Я залезла в спальный мешок и отвернулась.

— Нет.

— Ну и спи тогда, гордячка. Ваше Высочество! Вы там долго торчать будете? У меня много всяких зелий, снотворного хватает, может, хоть вы возьмёте? Завтра тяжёлый день.

Что ответил наёмнику принц я уже не слышала, потому что неожиданно провалилась в сон. Чую, без чьей-то магии не обошлось, потому что снился мне и правда Вильгельм. Голый. Позирующий.

Га-а-ад!

Чёрт возьми, пусть валит из моих снов! И из моей жизни! От этих принцев одни проблемы!

Зато на следующий день я поняла, что справедливость существует: Вильгельму воздалось. Ох, как же ему воздалось! Они со Стивеном наконец-то разобрали тот ком одежды, париков и косметики, который наёмник наверняка спёр из театра. Чего там только не было! Даже для меня нашёлся парик, золотистый блонд, который мне на голову приспособил Стивен. Он отлично в этом актёрском добре разбирался, что и неудивительно. Зато, конечно, в нём совсем не разбирался принц. И мы ведь гордые, мы помощи не попросим. Как же смешно он выглядел сперва, когда только напялил женскую одежду! М-м-м, я, только увидев, сразу и за всё его простила, потому что худшего наказания для гордеца, чем перевоплощаться в женщину, да ещё и так, по старинке, с косметикой и платьями было не придумать. А ведь ему ещё повезло: алеманки не носили каблуки и предпочитали удобные платья спокойных тонов, без корсетов, кринолинов и прочих женских мучений. Правда юбок у этих платьев было — мама не горюй. Стивен объяснил, что чем их больше, тем выше положение дамы. Мы делали из Вильгельма благородную леди, поэтому в конце он был вынужден надеть аж семь юбок и напоминал чайную бабу. Ходить он мог с большим трудом.
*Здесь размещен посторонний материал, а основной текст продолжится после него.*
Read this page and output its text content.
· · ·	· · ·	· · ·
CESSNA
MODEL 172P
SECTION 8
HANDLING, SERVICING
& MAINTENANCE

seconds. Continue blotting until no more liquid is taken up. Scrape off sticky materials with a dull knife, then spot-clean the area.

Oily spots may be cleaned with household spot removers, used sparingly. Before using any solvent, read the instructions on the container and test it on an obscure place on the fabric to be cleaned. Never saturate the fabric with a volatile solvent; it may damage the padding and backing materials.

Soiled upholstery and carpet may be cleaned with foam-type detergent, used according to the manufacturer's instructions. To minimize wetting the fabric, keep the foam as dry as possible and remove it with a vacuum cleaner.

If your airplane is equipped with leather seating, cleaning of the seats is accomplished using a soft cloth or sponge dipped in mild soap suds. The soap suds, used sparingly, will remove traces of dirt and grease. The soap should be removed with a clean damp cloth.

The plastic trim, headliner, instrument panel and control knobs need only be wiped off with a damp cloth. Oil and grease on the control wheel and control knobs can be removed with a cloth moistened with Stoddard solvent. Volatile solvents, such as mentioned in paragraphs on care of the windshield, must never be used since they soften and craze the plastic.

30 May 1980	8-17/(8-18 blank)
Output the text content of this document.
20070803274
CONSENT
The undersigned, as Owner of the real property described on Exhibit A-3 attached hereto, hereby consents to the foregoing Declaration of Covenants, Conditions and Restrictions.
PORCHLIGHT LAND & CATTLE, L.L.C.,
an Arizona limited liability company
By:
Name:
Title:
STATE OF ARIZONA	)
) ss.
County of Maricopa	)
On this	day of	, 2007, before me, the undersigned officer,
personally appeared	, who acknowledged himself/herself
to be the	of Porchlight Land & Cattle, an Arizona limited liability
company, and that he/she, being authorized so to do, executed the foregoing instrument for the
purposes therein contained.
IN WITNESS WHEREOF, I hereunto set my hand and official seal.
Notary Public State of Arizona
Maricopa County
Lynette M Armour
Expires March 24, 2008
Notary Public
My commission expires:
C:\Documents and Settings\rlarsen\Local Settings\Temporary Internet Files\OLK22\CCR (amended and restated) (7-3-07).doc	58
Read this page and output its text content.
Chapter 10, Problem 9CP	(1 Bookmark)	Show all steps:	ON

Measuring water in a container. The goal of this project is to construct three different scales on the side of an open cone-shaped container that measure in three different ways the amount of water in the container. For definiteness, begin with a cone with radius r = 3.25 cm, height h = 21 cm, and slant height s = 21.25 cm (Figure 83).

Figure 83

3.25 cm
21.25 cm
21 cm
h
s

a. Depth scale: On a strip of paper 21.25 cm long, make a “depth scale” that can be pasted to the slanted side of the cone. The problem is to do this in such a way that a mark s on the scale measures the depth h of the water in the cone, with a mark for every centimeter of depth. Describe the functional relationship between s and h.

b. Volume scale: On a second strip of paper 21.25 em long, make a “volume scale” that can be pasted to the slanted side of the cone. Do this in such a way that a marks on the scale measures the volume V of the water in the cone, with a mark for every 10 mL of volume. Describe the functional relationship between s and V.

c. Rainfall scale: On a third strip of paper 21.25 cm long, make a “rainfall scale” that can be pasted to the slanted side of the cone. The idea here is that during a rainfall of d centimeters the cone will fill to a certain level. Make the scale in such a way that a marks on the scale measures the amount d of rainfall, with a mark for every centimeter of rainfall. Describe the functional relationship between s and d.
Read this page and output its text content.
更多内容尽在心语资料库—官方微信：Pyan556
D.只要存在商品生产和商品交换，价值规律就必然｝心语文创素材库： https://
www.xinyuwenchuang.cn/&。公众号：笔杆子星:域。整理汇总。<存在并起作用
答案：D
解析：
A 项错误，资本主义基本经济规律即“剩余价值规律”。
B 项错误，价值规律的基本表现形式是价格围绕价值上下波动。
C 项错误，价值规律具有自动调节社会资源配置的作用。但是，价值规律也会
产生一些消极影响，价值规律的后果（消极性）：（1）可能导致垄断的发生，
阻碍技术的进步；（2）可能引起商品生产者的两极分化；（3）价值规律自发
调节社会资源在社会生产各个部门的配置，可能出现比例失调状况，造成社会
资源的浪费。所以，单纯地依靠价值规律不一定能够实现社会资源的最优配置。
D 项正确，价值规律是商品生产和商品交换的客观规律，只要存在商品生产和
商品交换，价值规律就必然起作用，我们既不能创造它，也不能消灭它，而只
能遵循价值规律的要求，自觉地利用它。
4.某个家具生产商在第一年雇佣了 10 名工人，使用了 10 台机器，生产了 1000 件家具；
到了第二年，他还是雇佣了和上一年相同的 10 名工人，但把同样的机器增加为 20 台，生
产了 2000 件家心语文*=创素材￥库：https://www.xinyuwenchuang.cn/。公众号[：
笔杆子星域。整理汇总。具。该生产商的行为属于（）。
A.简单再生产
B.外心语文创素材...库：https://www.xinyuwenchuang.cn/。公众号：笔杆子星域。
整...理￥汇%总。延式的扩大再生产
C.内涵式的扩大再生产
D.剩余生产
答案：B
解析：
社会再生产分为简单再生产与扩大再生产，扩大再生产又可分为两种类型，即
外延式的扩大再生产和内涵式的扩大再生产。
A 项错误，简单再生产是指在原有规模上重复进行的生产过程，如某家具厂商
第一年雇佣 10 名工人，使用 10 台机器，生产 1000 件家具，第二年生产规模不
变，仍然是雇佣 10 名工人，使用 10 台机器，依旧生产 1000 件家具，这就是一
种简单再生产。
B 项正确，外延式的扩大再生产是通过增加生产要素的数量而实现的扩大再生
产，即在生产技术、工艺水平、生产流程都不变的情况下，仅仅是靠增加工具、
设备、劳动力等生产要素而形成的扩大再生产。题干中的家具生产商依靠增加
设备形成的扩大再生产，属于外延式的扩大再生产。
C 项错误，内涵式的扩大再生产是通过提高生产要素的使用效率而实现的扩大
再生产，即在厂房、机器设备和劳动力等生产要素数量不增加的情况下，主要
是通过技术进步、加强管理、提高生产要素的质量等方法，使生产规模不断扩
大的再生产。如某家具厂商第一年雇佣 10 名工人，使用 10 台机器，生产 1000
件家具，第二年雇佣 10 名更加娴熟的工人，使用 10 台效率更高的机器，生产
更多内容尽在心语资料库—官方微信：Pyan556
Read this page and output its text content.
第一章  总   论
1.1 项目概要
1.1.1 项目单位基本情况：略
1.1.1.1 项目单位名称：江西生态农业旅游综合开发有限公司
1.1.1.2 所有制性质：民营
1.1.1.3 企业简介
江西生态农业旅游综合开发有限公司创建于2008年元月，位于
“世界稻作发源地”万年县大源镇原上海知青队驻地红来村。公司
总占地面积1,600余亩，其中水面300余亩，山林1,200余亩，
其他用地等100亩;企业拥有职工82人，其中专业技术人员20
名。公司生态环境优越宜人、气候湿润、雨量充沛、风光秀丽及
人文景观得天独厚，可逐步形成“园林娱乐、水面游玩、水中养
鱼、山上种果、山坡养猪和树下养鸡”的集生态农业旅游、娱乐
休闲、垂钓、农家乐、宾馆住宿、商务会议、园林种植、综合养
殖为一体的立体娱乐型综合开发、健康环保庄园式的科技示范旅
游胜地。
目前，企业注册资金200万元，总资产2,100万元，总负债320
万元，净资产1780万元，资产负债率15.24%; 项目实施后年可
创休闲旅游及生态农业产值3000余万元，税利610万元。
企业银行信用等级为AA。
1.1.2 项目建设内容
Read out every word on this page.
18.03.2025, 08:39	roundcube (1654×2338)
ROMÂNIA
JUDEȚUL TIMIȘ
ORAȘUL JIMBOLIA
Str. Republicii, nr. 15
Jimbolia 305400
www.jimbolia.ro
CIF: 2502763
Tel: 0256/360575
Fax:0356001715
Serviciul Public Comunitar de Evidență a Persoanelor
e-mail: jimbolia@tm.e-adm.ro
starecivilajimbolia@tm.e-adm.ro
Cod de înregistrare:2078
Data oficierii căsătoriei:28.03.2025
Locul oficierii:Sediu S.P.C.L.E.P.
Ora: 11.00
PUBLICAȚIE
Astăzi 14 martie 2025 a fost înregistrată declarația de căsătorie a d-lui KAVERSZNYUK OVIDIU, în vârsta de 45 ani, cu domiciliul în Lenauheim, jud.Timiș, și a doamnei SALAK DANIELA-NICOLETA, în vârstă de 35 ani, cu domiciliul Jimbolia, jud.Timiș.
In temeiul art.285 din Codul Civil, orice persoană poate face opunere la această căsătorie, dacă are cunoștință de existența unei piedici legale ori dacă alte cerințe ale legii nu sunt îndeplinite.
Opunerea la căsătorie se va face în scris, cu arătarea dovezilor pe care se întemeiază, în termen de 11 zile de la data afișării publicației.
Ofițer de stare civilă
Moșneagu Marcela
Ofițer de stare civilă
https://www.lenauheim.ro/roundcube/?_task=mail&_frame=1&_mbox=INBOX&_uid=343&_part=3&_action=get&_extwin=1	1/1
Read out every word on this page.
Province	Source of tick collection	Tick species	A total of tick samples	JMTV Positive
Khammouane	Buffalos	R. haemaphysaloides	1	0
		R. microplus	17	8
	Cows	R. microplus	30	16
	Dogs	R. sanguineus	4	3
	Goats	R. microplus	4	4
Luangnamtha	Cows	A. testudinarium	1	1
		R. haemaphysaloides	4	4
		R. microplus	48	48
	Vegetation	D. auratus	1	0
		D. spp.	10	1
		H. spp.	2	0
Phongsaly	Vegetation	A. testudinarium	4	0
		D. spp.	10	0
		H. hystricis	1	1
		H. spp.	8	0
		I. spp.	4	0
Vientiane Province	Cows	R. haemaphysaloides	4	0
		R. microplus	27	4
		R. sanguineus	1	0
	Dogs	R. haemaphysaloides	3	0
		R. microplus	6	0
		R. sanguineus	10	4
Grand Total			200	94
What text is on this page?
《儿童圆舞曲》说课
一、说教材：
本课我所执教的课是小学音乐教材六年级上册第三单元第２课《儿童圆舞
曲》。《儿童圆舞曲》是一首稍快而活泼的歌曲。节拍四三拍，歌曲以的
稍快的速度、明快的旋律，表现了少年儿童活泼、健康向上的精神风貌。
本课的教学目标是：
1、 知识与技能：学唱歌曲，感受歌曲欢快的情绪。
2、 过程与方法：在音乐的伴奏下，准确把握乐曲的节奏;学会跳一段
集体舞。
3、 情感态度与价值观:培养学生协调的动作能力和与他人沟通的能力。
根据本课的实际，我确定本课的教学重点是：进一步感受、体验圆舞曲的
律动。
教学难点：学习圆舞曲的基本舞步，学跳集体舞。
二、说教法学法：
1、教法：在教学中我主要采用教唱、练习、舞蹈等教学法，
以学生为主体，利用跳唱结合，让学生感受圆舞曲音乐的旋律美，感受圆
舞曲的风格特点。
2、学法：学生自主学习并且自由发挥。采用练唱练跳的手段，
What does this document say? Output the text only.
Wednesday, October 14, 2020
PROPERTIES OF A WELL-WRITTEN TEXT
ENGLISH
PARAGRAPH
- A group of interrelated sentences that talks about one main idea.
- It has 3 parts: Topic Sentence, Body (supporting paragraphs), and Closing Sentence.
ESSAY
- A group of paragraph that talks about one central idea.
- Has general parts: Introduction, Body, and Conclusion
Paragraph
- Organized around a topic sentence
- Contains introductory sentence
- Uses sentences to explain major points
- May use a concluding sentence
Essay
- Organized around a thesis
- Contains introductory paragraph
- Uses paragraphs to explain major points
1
— Зато не упадёте, Ваше Высочество, — пошутил Стивен.

Юбки и впрямь держали, пожалуй, лучше кринолина, — некоторые были из толстой тяжёлой ткани. Но упасть Вильгельм, конечно, мог бы, однако встать потом — да, это вряд ли.

Грудь Вильгельму сделали из меховых шариков. Куцая грудь, на мой взгляд, получилась, особенно пока Вильгельм не приноровился её как-то поддерживать, а то его время от времени перекашивало. Но Стивен сказал, что это нормально, дескать, у всех алеманок так. А когда я удивилась, объяснил: “Они же поголовно, Вик, плоскогрудые. Не то, что ты. Если у Его Высочества она даже выскочит… Ничего страшного, никто не удивится, будет просто небольшой конфуз’’. Я представила этот… конфуз и подумала, что это даже хуже, чем порвавшийся во время танцевального выступления лифчик. Со мной, слава богу, такого не случалось, но подобный конфуз я наблюдала. Бедная та танцовщица…

Вильгельма мне сейчас тоже было жалко. Но не слишком: после наколдованного сна и “ты будешь моей" я решила, что между нами война, а раз так, то зачем сочувствовать врагу? Хотя принц выглядел так смешно, что не хихикать в кулачок и не жалеть его у меня не получалось.